Hymn of the Week: July 25, 2022

Hymn of the Week:  When I Can Read My Title Clear
 

When I Can Read My Title Clear

Text. Isaac Watts
Tune PISGAH. Southern Harmony

When I can read my title clear
To mansions in the skies,
I'll bid farewell to every fear,
And wipe my weeping eyes. 

[Refrain]
I'm goin' to trust in the Lord,
I'm goin' to trust in the Lord,
I'm goin' to trust in the Lord till I die:
I'm goin' to trust in the Lord,
I'm goin' to trust in the Lord,
I'm goin' to trust in the Lord till I die.
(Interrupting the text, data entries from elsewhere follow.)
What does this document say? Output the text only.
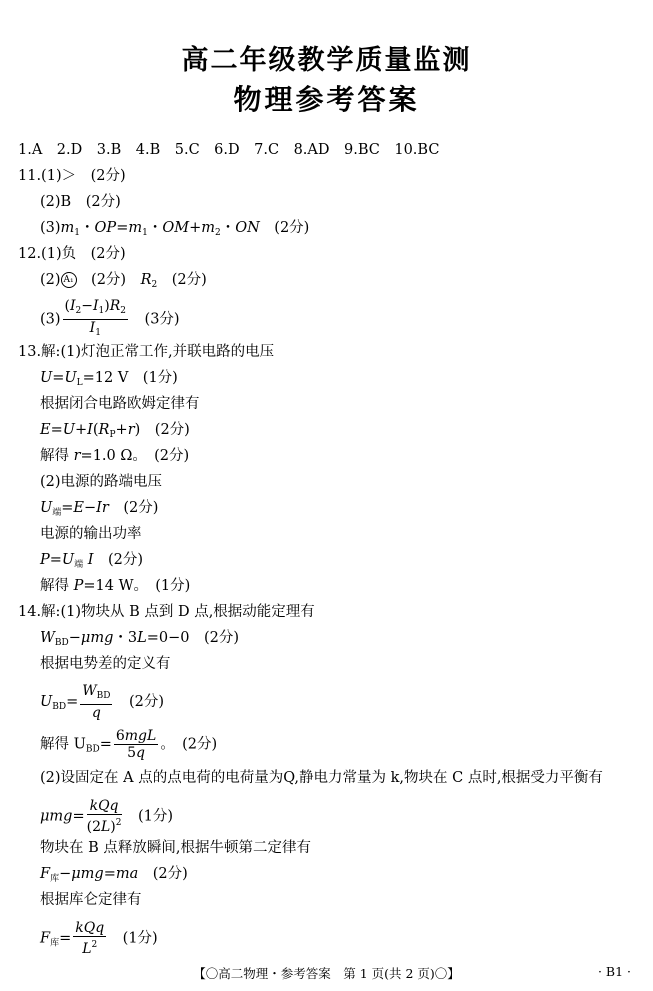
高二年级教学质量监测
物理参考答案
1.A　2.D　3.B　4.B　5.C　6.D　7.C　8.AD　9.BC　10.BC
11.(1)＞　 (2分)
(2)B　 (2分)
$(3)m_1$・$OP=m_1$・$OM+m_2$・ON　 (2分)
12.(1)负　 (2分)
(2) A₁　 (2分)　 $R_2$　 (2分)
$(3) \frac{(I_2-I_1)R_2}{I_1}$
　 (3分)
13.解:(1)灯泡正常工作,并联电路的电压
$U=U_L=12$ V　(1分)
根据闭合电路欧姆定律有
$E=U+I(R_P+r)$　(2分)
解得 r=1.0 Ω。　(2分)
(2)电源的路端电压
$U_端=E-Ir$　 (2分)
电源的输出功率
$P=U_端$ I　 (2分)
解得 P=14 W。　(1分)
14.解:(1)物块从 B 点到 D 点,根据动能定理有
$W_{BD}-\mu mg$・3L=0−0　(2分)
根据电势差的定义有
$U_{BD}= \frac{W_{BD}}{q}$
　 (2分)
解得 $U_{BD}= \frac{\text{6mgL}}{5q}$ 。　(2分)
(2)设固定在 A 点的点电荷的电荷量为Q,静电力常量为 k,物块在 C 点时,根据受力平衡有
$\mu mg= \frac{\text{kQq}}{(2L)^2}$
　 (1分)
物块在 B 点释放瞬间,根据牛顿第二定律有
$F_库-\mu mg=ma$　 (2分)
根据库仑定律有
$F_库= \frac{\text{kQq}}{L^2}$
　 (1分)
【〇高二物理・参考答案　第 1 页(共 2 页)〇】	· B1 ·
Should earth against my soul engage,
And fiery darts be hurled,
Then I can smile at Satan's rage,
And face a frowning world.
 [Refrain]

Let cares like a wild deluge come,
Let storms of sorrow fall!
May I but safely reach my home:
My God, my heaven my all.
[Refrain]

There shall I bathe my weary soul
In seas of heavenly rest,
And not a wave of trouble roll
Across my peaceful breast.
[Refrain]

This week’s hymn combines two different periods in hymn writing yet again. This week, we have another text by the 18th-century hymn writer, Isaac Watts and a 19th hymn tune entitled PISGAH originating in the mountains of North Carolina. Read below to discover their origins.

When I Can Read My Title Clear. I. Watts. [Assurance of Faith and Hope.] Appeared in his Hymns and Spiritual Songs, 1707, in 4 stanzas of 4 lines. It is headed "The Hopes of Heaven our Support under Trials on Earth." Its use in Great Britain and America is very extensive. The text has undergone several alterations at the hands of Bickersteth in his Psalms & Hymns, 1833; Elliott in his Psalms & Hymns, 1835, and others. The most important is Bickersteth's rendering of stanza 4

"There, anchor'd safe, my weary soul
Shall find eternal rest,
Nor storms shall beat, nor billows roll,
Nor fears assail my breast."

It is hard to see that this is an improvement upon Watts's original:—

"There shall I bathe my weary soul
In seas of heavenly rest,
And not a wave of trouble roll
Across my peaceful breast."

--John Julian, Dictionary of Hymnology (1907)

The hymn tune PISGAH that you can hear in Mark Hayes’ stirring arrangement has an interesting beginning. For Bible scholars, we know the name PISGAH is associated with the mountain where God showed Moses the Promised Land. European settlers gave the name to a mountain in North Carolina, originally called Elsetoss by the Cherokee Native Americans.

The tune comes from this region of North Carolina and has become a part of the Southern Harmony or Shape Note Hymn tunes collection.